Ali Omar (ce n'est pas son vrai nom) est à Calais depuis trois mois. Il dit avoir fui le Soudan après que la milice Janjaweed, désormais connue sous le nom de Forces de soutien rapide, a tenté de le tuer.
"Pour moi, c'est une question de langue", dit-il quand on lui demande pourquoi il veut venir au Royaume-Uni. "Je fais face à beaucoup de difficultés pour m'intégrer aux gens ici".
Mais même après la mort de 27 personnes dans la Manche la semaine dernière, Ali Omar reste imperturbable. "Je vais continuer à essayer d'aller au Royaume-Uni", insiste-t-il.
Cette attitude montre la nécessité d'un changement, estime Marguerite Combes. Cette jeune femme de 22 ans est la coordinatrice à Calais d'Utopia 56, une association française créée en 2016 pour apporter un soutien juridique et pratique aux migrants.
Son groupe reçoit régulièrement des appels de personnes qui traversent la Manche, cherchant de l'aide à partir de n'importe quel numéro qu'ils ont, alors que leurs bateaux peu solides coulent. L'organisation organise également des concessions funéraires et des funérailles pour ceux qui meurent en route, ainsi que le rapatriement des corps pour les familles endeuillées.
Marguerite se souvient d'un groupe de cinq personnes qui, il y a trois semaines, a tenté la traversée en kayak. Seuls deux d'entre eux sont rentrés en France vivants, le troisième gisant mort au fond de leur petite embarcation.
"Ils ont passé quelque chose comme 27 heures sur le bateau", dit-elle. Le corps d'un quatrième membre a été retrouvé plus tard sur une plage près de Wissant, à l'ouest de Calais.
"Nous l'avons enterré mercredi matin. C'était une très grosse histoire, aussi pour les personnes qui sont restées en vie parce qu'elles ont vu trois de leurs amis mourir." Quelques heures plus tard, on apprenait le décès de 27 autres personnes.
Elle me dit que si elle pouvait dire une chose au gouvernement britannique, c'est que tout ce que fait le resserrement des frontières est d'encourager les gens à "prendre plus de risques".
"Les seuls qui n'arriveront pas au Royaume-Uni sont ceux qui meurent dans la Manche", dit-elle.

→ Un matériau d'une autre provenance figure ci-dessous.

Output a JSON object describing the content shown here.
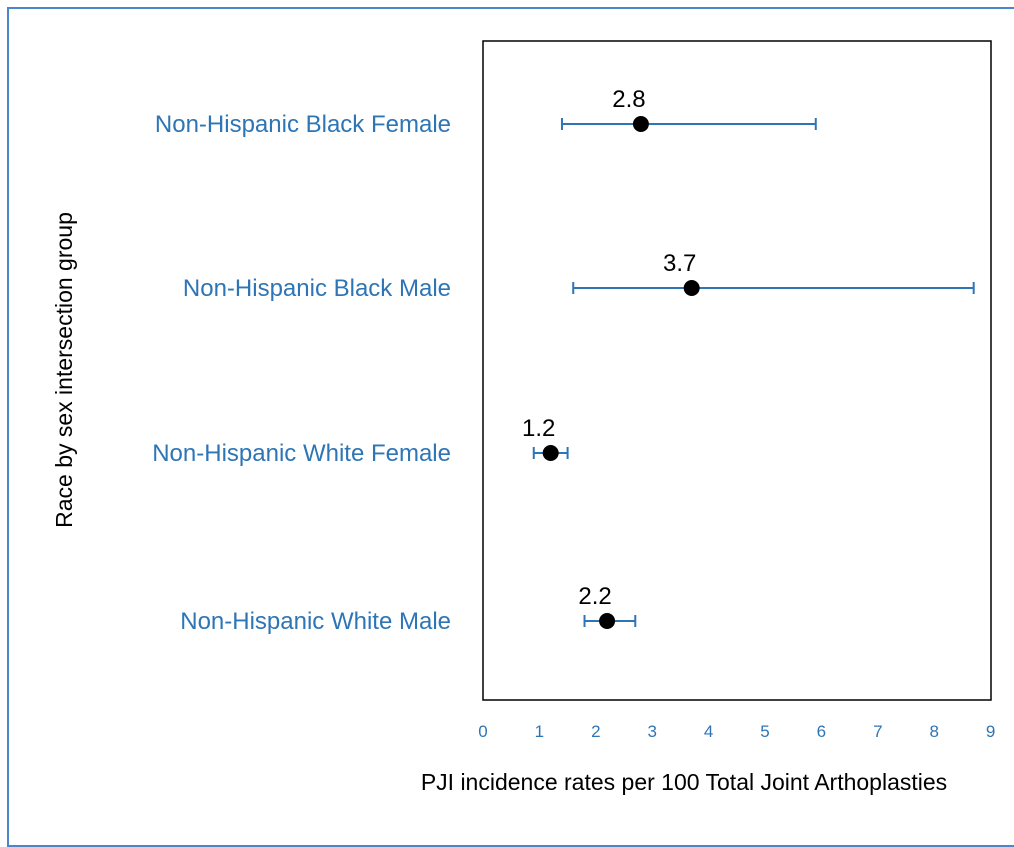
{
  "chart_data": {
    "type": "scatter",
    "xlabel": "PJI incidence rates per 100 Total Joint Arthoplasties",
    "ylabel": "Race by sex intersection group",
    "xlim": [
      0,
      9
    ],
    "x_ticks": [
      "0",
      "1",
      "2",
      "3",
      "4",
      "5",
      "6",
      "7",
      "8",
      "9"
    ],
    "grid": false,
    "categories": [
      "Non-Hispanic Black Female",
      "Non-Hispanic Black Male",
      "Non-Hispanic White Female",
      "Non-Hispanic White Male"
    ],
    "points": [
      {
        "category": "Non-Hispanic Black Female",
        "value": 2.8,
        "label": "2.8",
        "ci_low": 1.4,
        "ci_high": 5.9
      },
      {
        "category": "Non-Hispanic Black Male",
        "value": 3.7,
        "label": "3.7",
        "ci_low": 1.6,
        "ci_high": 8.7
      },
      {
        "category": "Non-Hispanic White Female",
        "value": 1.2,
        "label": "1.2",
        "ci_low": 0.9,
        "ci_high": 1.5
      },
      {
        "category": "Non-Hispanic White Male",
        "value": 2.2,
        "label": "2.2",
        "ci_low": 1.8,
        "ci_high": 2.7
      }
    ],
    "colors": {
      "point": "#000000",
      "error_bar": "#2e75b6",
      "label_text": "#2e75b6",
      "frame": "#4a86c8"
    }
  }
}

Marguerite critique également les autorités françaises. Si elle rejette les suggestions selon lesquelles la France n'en fait pas assez pour tenter d'arrêter les traversées - qualifiant les efforts de la police d'"énormes" - elle soutient que les autorités devraient construire des abris, distribuer de la nourriture et donner aux gens la chance de vivre. "Accueillir les gens avec dignité dans l'UE", dit-elle. "Pas seulement un accueil administratif, pas seulement leur donner des papiers, mais leur donner des cours de langue, leur donner un endroit [et une chance] d'aller à l'école, de travailler, d'avoir un permis de conduire."
Ludovic partage sa frustration vis-à-vis du gouvernement. "Ils appliquent la même solution depuis 30 ans maintenant, et la solution ne change rien", dit-il.
Cet homme de 38 ans pense que beaucoup de personnes qui tentent aujourd'hui de rejoindre le Royaume-Uni n'avaient pas prévu de le faire lorsqu'elles sont arrivées en Europe, mais qu'après avoir dormi dans la rue pendant des années, elles ont décidé que le Royaume-Uni était la seule solution.
"L'Europe ne les accepte pas, ne leur offre pas une vraie vie avec la possibilité d'avoir un bon emploi et de louer un appartement", dit-il. Pour lui, il ne s'agit pas d'un débat abstrait - il faut des mesures pratiques pour empêcher les gens de faire la dangereuse traversée en mer, qui se poursuit même pendant les mois d'hiver plus risqués.
"Il ne s'agit pas de savoir ce que vous pensez de la situation des migrants", dit-il. "Les gens sont ici maintenant. Nous ne pouvons pas laisser les gens mourir."